The combine function aggregates the two combiners. It should be faster than \( O(log(n)) \).

The parallel collections in Scala all have splitters and combiners through which the parallel algorithms are implemented in an uniform way.

Week 4: Data Structures for Parallel Computing

We saw that the Combiner interface is a useful tool to implementing parallel data structures in a unified way. But how should we implement efficient combiners for the most commonly used collections?

A combiner for sequences would implement the concatenation operation, while a combiner for sets/maps would implement union. However, arrays can’t be concatenated efficiently and most sets/maps take linear time for union.

Two-Phase Construction

To overcome these problems, most combiners use intermediate data structures. In other words, such combiners work in two phases. Firstly, they efficiently aggregate/combine elements (i.e. using += and combine) into the intermediate data structure. Secondly, they efficiently convert from this intermediate representation to target one (i.e. the Repr type parameter).

For example, the combiner for arrays is implemented with an array list (i.e. ArrayBuffer) of array lists of the actual elements - i.e. ArrayBuffer[ArrayBuffer[T]]. When a new element is added (with +=) to the combiner, it appends it to the last list, which has \( O(1) \) complexity. When two array combiners are concatenated (with combine) their lists of lists are concatenated. This operation is linear with respect to the “outer lists”, but is on average logarithmic with respect to the total number of elements in the two collections. Finally, the underlying array lists can be combined into an array in linear time. This could be further improved by running the concatenation in parallel on multiple processors.

Similarly, we can implement efficient combiners for hash sets and maps.

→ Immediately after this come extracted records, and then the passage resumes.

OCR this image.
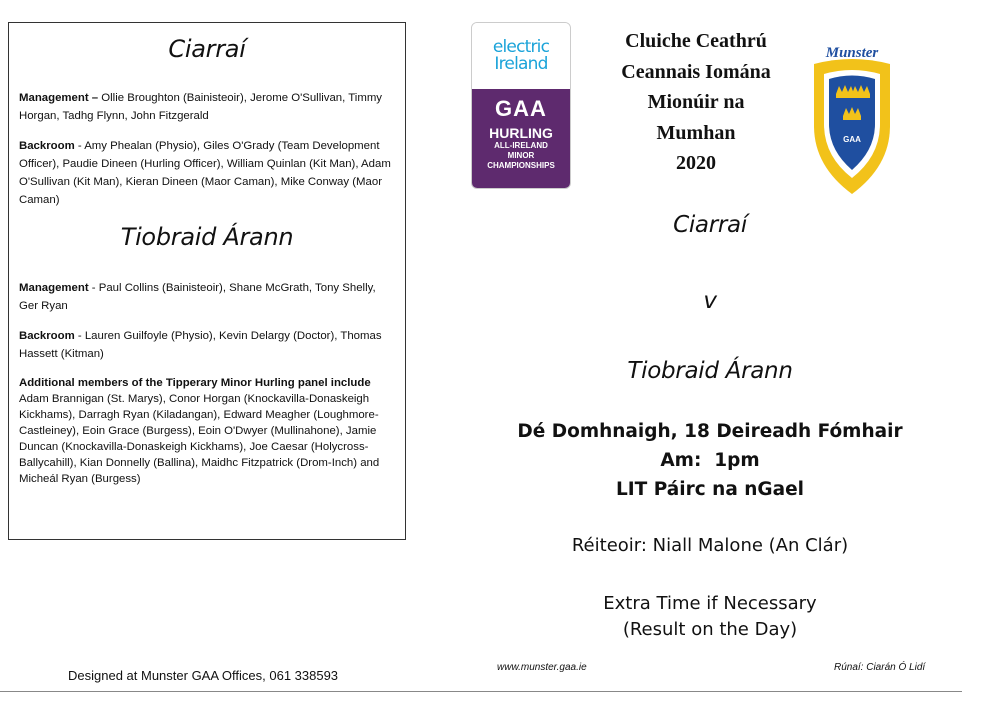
Ciarraí

Management – Ollie Broughton (Bainisteoir), Jerome O'Sullivan, Timmy Horgan, Tadhg Flynn, John Fitzgerald

Backroom - Amy Phealan (Physio), Giles O'Grady (Team Development Officer), Paudie Dineen (Hurling Officer), William Quinlan (Kit Man), Adam O'Sullivan (Kit Man), Kieran Dineen (Maor Caman), Mike Conway (Maor Caman)

Tiobraid Árann

Management - Paul Collins (Bainisteoir), Shane McGrath, Tony Shelly, Ger Ryan

Backroom - Lauren Guilfoyle (Physio), Kevin Delargy (Doctor), Thomas Hassett (Kitman)

Additional members of the Tipperary Minor Hurling panel include
Adam Brannigan (St. Marys), Conor Horgan (Knockavilla-Donaskeigh Kickhams), Darragh Ryan (Kiladangan), Edward Meagher (Loughmore-Castleiney), Eoin Grace (Burgess), Eoin O'Dwyer (Mullinahone), Jamie Duncan (Knockavilla-Donaskeigh Kickhams), Joe Caesar (Holycross-Ballycahill), Kian Donnelly (Ballina), Maidhc Fitzpatrick (Drom-Inch) and Micheál Ryan (Burgess)

electric
Ireland
GAA
HURLING
ALL-IRELAND
MINOR
CHAMPIONSHIPS
Cluiche Ceathrú
Ceannais Iomána
Mionúir na
Mumhan
2020
Munster
GAA
Ciarraí
v
Tiobraid Árann
Dé Domhnaigh, 18 Deireadh Fómhair
Am:  1pm
LIT Páirc na nGael
Réiteoir: Niall Malone (An Clár)
Extra Time if Necessary
(Result on the Day)
Designed at Munster GAA Offices, 061 338593
www.munster.gaa.ie	Rúnaí: Ciarán Ó Lidí
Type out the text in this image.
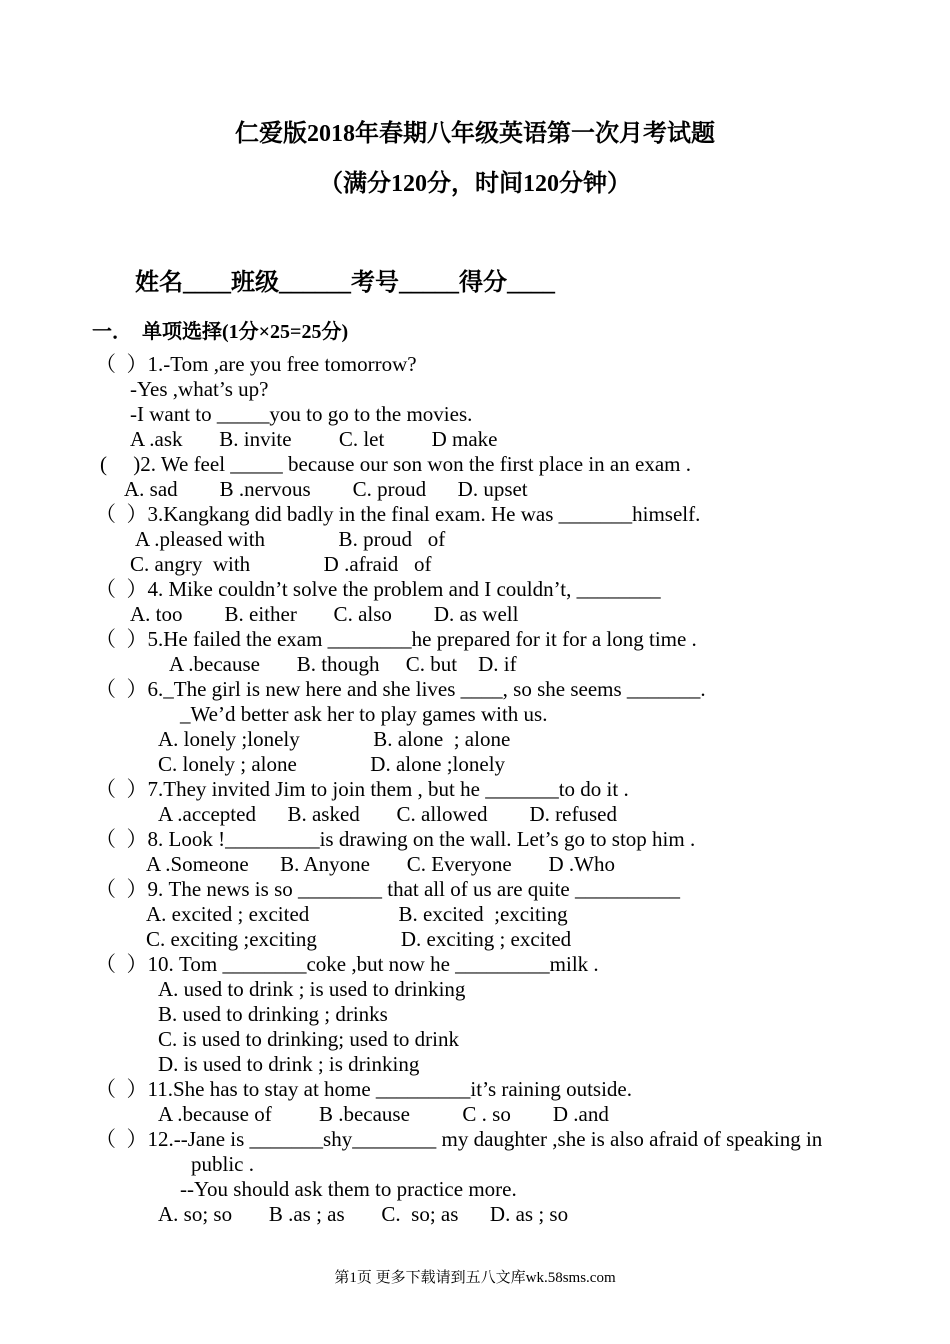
仁爱版2018年春期八年级英语第一次月考试题
（满分120分，时间120分钟）
姓名____班级______考号_____得分____
一．  单项选择(1分×25=25分)
（  ）1.-Tom ,are you free tomorrow?
-Yes ,what’s up?
-I want to _____you to go to the movies.
A .ask       B. invite         C. let         D make
(     )2. We feel _____ because our son won the first place in an exam .
A. sad        B .nervous        C. proud      D. upset
（  ）3.Kangkang did badly in the final exam. He was _______himself.
A .pleased with              B. proud   of
C. angry  with              D .afraid   of
（  ）4. Mike couldn’t solve the problem and I couldn’t, ________
A. too        B. either       C. also        D. as well
（  ）5.He failed the exam ________he prepared for it for a long time .
A .because       B. though     C. but    D. if
（  ）6._The girl is new here and she lives ____, so she seems _______.
_We’d better ask her to play games with us.
A. lonely ;lonely              B. alone  ; alone
C. lonely ; alone              D. alone ;lonely
（  ）7.They invited Jim to join them , but he _______to do it .
A .accepted      B. asked       C. allowed        D. refused
（  ）8. Look !_________is drawing on the wall. Let’s go to stop him .
A .Someone      B. Anyone       C. Everyone       D .Who
（  ）9. The news is so ________ that all of us are quite __________
A. excited ; excited                 B. excited  ;exciting
C. exciting ;exciting                D. exciting ; excited
（  ）10. Tom ________coke ,but now he _________milk .
A. used to drink ; is used to drinking
B. used to drinking ; drinks
C. is used to drinking; used to drink
D. is used to drink ; is drinking
（  ）11.She has to stay at home _________it’s raining outside.
A .because of         B .because          C . so        D .and
（  ）12.--Jane is _______shy________ my daughter ,she is also afraid of speaking in
public .
--You should ask them to practice more.
A. so; so       B .as ; as       C.  so; as      D. as ; so
第1页 更多下载请到五八文库wk.58sms.com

We can partition the hash codes into buckets corresponding to integer ranges. This allows for the element addition and union can be implemented efficiently. Converting back to original collection takes linear time and is parallelisable.

Conc-Trees

We saw that we can implement efficient combiners for arrays, hash sets, and hash maps. But how about trees? If a tree is no balanced then running parallel operations on it can be challenging.

Conc-Trees are binary tree data structures with efficient addition and union operations that maintain its balanced form. It can be used to implement efficient combiners for arrays.